People who are otherwise healthy are not immune either, as excessive alcohol consumption over the holiday season is known to cause “holiday heart syndrome”—an irregular heartbeat pattern that can increase the risk of heart attack. If you are traveling after a big meal, be aware of food fatigue that could make you dangerous behind the wheel.

Healthy Thanksgiving Recipes and Tips

Enjoy the Thanksgiving meal in moderation, or adjust the recipes to meet your health needs!

Diabetes-friendly Thanksgiving recipes

Reducing the amount of carbohydrates in the Thanksgiving meal will help your loved ones with diabetes. Replace sugar and carbohydrates with more fiber; for example, instead of serving mashed potatoes, go for mashed cauliflower. You could also incorporate more vegetables into stuffing. This Prevention article offers a variety of diabetes-friendly recipes for your reference.

Heart-healthy Thanksgiving recipes

Butter- and cream-ladened dishes may be delightful to your taste buds, but for the sake of your heart health, use applesauce, skim milk, citrus juices and vinegar as substitutes to add flavor to your food. This UPMC HealthBeat article will give you some good ideas.

Low-sodium Thanksgiving recipes

For people with high blood pressure and kidney disease, many Thanksgiving dishes are unfortunately high in sodium. Try to avoid processed food, and cook from scratch to limit the amount of sodium in your dishes. The low-sodium Thanksgiving guide on the Hacking Salt site provides great recipe inspirations.

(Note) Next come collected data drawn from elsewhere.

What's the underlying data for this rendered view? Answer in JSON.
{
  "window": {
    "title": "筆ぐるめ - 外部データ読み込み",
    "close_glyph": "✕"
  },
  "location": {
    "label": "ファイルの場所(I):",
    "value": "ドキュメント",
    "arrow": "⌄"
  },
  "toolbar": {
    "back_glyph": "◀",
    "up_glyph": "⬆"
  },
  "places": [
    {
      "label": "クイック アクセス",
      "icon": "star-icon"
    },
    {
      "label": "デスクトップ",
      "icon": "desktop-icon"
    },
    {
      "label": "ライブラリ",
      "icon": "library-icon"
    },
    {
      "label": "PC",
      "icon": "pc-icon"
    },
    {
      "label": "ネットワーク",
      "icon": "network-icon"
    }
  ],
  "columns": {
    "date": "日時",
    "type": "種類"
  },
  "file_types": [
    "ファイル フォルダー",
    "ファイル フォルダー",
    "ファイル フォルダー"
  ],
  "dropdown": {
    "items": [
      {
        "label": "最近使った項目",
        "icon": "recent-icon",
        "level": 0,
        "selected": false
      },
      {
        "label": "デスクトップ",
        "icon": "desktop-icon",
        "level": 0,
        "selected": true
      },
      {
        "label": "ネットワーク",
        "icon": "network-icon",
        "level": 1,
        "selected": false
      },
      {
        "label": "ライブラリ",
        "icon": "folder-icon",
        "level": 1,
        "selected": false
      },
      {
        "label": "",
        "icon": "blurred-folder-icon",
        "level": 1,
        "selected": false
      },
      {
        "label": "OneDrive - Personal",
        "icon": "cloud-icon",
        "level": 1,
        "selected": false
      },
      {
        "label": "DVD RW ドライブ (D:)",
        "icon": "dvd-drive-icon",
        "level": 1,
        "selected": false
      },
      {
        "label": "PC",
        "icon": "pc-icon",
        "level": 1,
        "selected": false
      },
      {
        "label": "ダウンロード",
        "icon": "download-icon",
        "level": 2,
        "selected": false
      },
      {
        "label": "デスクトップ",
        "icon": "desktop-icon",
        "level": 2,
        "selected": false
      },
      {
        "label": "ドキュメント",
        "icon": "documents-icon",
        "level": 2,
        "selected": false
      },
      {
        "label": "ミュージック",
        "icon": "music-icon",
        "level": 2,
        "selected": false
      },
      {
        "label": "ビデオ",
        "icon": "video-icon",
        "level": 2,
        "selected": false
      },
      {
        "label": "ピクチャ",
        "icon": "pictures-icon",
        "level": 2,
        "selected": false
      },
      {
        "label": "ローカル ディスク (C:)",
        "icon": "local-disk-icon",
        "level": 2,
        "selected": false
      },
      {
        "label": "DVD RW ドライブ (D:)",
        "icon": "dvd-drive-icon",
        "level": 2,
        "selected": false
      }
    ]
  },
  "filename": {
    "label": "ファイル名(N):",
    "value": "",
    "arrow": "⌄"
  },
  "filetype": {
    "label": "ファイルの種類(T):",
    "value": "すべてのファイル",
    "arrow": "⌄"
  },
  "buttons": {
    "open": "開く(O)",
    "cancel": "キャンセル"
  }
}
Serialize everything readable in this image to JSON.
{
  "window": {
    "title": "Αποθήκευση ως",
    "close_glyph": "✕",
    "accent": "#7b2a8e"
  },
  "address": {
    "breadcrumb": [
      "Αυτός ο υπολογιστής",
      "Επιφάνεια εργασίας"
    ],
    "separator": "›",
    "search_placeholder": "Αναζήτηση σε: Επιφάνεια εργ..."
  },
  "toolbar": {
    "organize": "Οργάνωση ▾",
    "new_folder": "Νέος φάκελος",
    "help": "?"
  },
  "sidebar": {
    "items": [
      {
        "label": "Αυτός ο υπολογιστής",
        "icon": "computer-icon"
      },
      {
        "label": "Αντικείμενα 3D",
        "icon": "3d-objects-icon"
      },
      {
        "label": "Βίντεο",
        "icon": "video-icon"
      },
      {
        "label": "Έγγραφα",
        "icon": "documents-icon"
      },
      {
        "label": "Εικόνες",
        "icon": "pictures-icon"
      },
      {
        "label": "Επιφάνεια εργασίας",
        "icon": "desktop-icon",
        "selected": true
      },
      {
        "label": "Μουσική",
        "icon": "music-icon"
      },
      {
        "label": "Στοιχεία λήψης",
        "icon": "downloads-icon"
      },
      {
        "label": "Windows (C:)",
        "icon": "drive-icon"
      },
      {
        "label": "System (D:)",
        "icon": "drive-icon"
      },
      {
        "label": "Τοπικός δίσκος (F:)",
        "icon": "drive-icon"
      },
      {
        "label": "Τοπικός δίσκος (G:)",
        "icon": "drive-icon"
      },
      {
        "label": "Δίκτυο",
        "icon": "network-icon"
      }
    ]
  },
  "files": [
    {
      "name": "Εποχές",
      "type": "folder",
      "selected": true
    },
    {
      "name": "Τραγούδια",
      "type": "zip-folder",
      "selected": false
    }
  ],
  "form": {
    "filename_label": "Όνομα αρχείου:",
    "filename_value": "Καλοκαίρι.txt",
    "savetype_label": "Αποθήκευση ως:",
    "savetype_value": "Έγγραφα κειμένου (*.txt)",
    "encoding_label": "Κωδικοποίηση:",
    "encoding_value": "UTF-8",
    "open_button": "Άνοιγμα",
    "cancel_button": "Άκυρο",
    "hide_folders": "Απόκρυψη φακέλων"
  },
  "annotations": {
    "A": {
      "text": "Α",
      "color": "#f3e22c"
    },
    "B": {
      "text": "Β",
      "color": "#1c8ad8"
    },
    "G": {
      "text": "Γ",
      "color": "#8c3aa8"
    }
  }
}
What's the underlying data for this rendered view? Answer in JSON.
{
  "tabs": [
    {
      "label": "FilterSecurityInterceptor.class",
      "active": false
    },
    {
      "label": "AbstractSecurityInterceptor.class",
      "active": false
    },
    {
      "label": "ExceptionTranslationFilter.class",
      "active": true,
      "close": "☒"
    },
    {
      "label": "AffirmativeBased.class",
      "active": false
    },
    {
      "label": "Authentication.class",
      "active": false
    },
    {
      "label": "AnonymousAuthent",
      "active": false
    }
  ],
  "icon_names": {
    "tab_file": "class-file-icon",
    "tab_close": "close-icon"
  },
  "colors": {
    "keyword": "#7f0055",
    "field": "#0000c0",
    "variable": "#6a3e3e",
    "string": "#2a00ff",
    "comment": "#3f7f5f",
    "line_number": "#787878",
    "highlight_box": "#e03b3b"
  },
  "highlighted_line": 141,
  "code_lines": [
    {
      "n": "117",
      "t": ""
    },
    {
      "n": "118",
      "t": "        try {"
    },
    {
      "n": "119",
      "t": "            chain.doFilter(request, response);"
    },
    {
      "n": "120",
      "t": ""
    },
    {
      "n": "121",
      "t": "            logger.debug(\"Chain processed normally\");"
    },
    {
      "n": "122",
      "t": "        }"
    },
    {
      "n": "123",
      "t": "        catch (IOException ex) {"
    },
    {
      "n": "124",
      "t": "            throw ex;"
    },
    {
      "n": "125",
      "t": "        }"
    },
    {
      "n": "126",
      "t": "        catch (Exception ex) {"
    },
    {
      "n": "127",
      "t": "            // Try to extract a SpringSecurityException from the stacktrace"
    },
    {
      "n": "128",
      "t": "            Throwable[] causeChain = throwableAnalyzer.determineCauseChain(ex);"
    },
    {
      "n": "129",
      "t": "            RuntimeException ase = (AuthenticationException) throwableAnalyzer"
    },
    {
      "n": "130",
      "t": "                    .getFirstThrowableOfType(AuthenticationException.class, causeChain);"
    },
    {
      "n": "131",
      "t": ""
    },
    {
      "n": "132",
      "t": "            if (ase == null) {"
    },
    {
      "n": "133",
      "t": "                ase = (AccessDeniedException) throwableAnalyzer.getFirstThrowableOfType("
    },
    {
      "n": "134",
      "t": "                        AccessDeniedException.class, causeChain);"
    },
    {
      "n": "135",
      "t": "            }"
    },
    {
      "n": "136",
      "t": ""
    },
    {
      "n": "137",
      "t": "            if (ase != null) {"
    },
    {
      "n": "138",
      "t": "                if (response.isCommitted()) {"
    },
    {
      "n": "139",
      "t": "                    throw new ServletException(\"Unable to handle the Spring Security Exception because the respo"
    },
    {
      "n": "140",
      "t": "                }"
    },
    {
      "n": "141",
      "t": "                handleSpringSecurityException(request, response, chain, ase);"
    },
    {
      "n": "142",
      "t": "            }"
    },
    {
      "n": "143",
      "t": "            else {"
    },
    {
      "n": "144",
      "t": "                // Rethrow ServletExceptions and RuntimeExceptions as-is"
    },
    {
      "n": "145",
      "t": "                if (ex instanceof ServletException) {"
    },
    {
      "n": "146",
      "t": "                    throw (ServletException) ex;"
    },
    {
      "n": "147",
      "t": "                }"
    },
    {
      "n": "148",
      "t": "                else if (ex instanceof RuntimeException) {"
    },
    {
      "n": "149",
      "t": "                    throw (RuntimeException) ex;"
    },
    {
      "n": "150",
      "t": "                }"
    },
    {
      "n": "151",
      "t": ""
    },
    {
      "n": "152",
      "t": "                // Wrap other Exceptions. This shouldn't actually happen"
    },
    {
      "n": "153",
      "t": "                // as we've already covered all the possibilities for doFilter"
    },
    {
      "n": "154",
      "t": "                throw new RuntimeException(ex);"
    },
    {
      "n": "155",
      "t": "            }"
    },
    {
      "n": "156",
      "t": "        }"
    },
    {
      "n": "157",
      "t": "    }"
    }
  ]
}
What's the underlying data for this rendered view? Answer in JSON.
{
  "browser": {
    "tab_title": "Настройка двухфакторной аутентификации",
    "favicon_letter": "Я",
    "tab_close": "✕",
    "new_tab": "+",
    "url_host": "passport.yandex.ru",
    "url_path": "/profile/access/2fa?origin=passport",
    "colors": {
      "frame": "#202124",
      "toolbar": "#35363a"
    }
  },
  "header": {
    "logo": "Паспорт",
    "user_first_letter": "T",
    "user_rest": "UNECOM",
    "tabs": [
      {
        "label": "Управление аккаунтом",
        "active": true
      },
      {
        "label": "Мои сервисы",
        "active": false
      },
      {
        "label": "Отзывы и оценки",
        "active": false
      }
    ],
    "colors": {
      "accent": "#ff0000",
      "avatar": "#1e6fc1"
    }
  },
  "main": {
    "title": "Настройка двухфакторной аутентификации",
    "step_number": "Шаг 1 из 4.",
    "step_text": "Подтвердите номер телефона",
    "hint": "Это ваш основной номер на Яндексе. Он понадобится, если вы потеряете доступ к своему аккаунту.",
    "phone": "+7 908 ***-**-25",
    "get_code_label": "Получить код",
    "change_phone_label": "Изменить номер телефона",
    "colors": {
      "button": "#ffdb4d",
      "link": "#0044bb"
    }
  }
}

If you are saving leftovers from the Thanksgiving meal, the best way to seal them is in airtight freezer containers or vacuum-sealed bags. You can keep them in the freezer for months. But if you are prepared to consume the leftovers in the days following the holiday meal, note that many of the Thanksgiving dishes will spoil in the fridge in a matter of days. To find out more about the shelf life of your Thanksgiving leftovers, this StillTasty article features a detailed chart on the shelf life of each food item.